Começou através de uma convocatória aberta, democrática. Ou seja, não me foram recomendados actores nem actrizes. Foi através de um casting público e para o qual se apresentaram mais de 120 actrizes de toda a Argentina. Melissa Zwanck acabou para ser a actriz escolhida, a personagem que faz o relato toda a história de Aristides de Sousa Mendes.
O filme é essencialmente um documentário, mas tem uma parte de ficção, sobre a qual não vou adiantar muito e que espero que seja do agrado do público. Sobre o processo de escolha dos actores, foi feito através de casting. Escolhemos o actor
Nahuel Padrevecchi para encarnar a figura de Sousa Mendes e Melissa Zwanck - uma actriz muito jovem, de 20 anos, que vai ser uma grande actriz argentina - para relatar a história. Uma história de um grande português, do qual muitos sentem orgulho e eu também.
É um filme documental com uma parte ficcionada?
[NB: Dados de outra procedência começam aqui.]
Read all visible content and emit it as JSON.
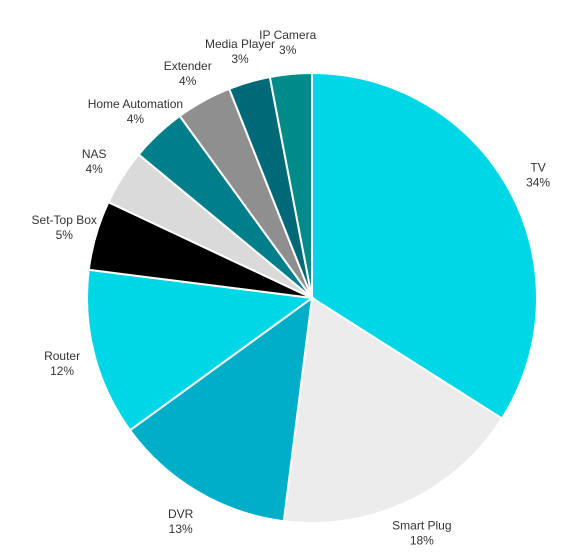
{
  "chart_data": {
    "type": "pie",
    "start_angle_deg": 0,
    "direction": "clockwise",
    "slices": [
      {
        "label": "TV",
        "value": 34,
        "display": "34%",
        "color": "#00D7E6"
      },
      {
        "label": "Smart Plug",
        "value": 18,
        "display": "18%",
        "color": "#ECECEC"
      },
      {
        "label": "DVR",
        "value": 13,
        "display": "13%",
        "color": "#00AEC8"
      },
      {
        "label": "Router",
        "value": 12,
        "display": "12%",
        "color": "#00D7E6"
      },
      {
        "label": "Set-Top Box",
        "value": 5,
        "display": "5%",
        "color": "#000000"
      },
      {
        "label": "NAS",
        "value": 4,
        "display": "4%",
        "color": "#DADADA"
      },
      {
        "label": "Home Automation",
        "value": 4,
        "display": "4%",
        "color": "#007F8A"
      },
      {
        "label": "Extender",
        "value": 4,
        "display": "4%",
        "color": "#8F8F8F"
      },
      {
        "label": "Media Player",
        "value": 3,
        "display": "3%",
        "color": "#006978"
      },
      {
        "label": "IP Camera",
        "value": 3,
        "display": "3%",
        "color": "#008B8B"
      }
    ]
  }
}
Exactamente. O filme tem aproximadamente trinta minutos e no fim, há uma parte de ficção. É quando Aristides Sousa Mendes percorre a cidade de Buenos Aires.
No processo de pesquisa para realizar o filme, entrou em contracto com a família do cônsul português?
Tenho uma grande amizade e um grande carinho pelo neto de Sousa Mendes que vive em Cabanas de Viriato [no concelho de Viseu], António Moncada Sousa Mendes, que é um grande difusor da obra do avô. E conto com o apoio dele, com o suporte, com a amizade deste homem que não se cansa de difundir, em Portugal e no resto do mundo, o que foi a tarefa humanitária de Aristides de Sousa Mendes.
Ainda em relação à preparação do filme. Teve acesso à informação junto do Ministério dos Negócios Estrangeiros acerca de como funcionava a diplomacia portuguesa na época?
Tive muita dificuldade em aceder a essa informação. Tanto os contactos que fiz com o Instituto Camões, como com o Ministério dos Negócios Estrangeiros, não tiveram resposta. Recorri sobretudo à literatura de diferentes autores portugueses, portugueses e não só, que estudaram este tema e foi destas leituras que extraí os dados. Na Argentina, Aristides de Sousa Mendes é um personagem praticamente desconhecido.
Esse desconhecimento também lhe serviu de motivação?
O meu trabalho é apenas um grão de areia, que eu espero que apele à consciência colectiva. Fui também muito apoiado e ajudado por João Correa, um dos realizadores do filme [de ficção] "O Cônsul de Bordéus (2011)" a par com Francisco Manso. Para além de ter visto o filme dele, que tenho em casa, mais de cem vezes, João Correa também me deu a conhecer alguns dados sobre a vida de Aristides de Sousa Mendes. Tive muito material disponível que me permitiu levar o trabalho por diante.
A estreia do documentário já tem data prevista?
Neste momento estamos a trabalhar para apresentar o filme no fim deste ano, em diferentes festivais de documentários históricos. Penso que no ano que vem iremos a Portugal, por Espanha e em diferentes locais e regiões na Europa, para difundir esta grande personalidade. Para mim, é alguém que não deve cair no esquecimento. Sobretudo, desde que começaram a restaurar a casa natal de Aristides de Sousa Mendes para construir um museu. O que quero dizer, é que a figura de Aristides de Sousa Mendes, ao contrário do que algumas pessoas pretendem, cada vez tem maior dimensão. Em especial, quando na Europa e no resto do mundo, temos problemas migratórios gravíssimos. Parece-me que hoje em dia nos fazem falta mais personalidades como Aristides de Sousa Mendes, a tentar salvar pessoas.
Actualmente é mais difícil encontrar pessoas com um perfil semelhante ao de Sousa Mendes?
Sim e fazem falta nos gabinetes das instituições oficiais. Precisamos de menos burocratas, menos fascistas e mais democratas ao serviço dos seres humanos. A minha grande pergunta é esta: que fariam os actuais embaixadores de Portugal e de outros países que se encontram em funções um pouco por todo o mundo se colocados face a circunstâncias parecidas? Que fariam? Salvariam pessoas ou seriam indiferentes? Será que hoje atribuiriam os vistos? É esta pergunta que quero colocar ao mundo.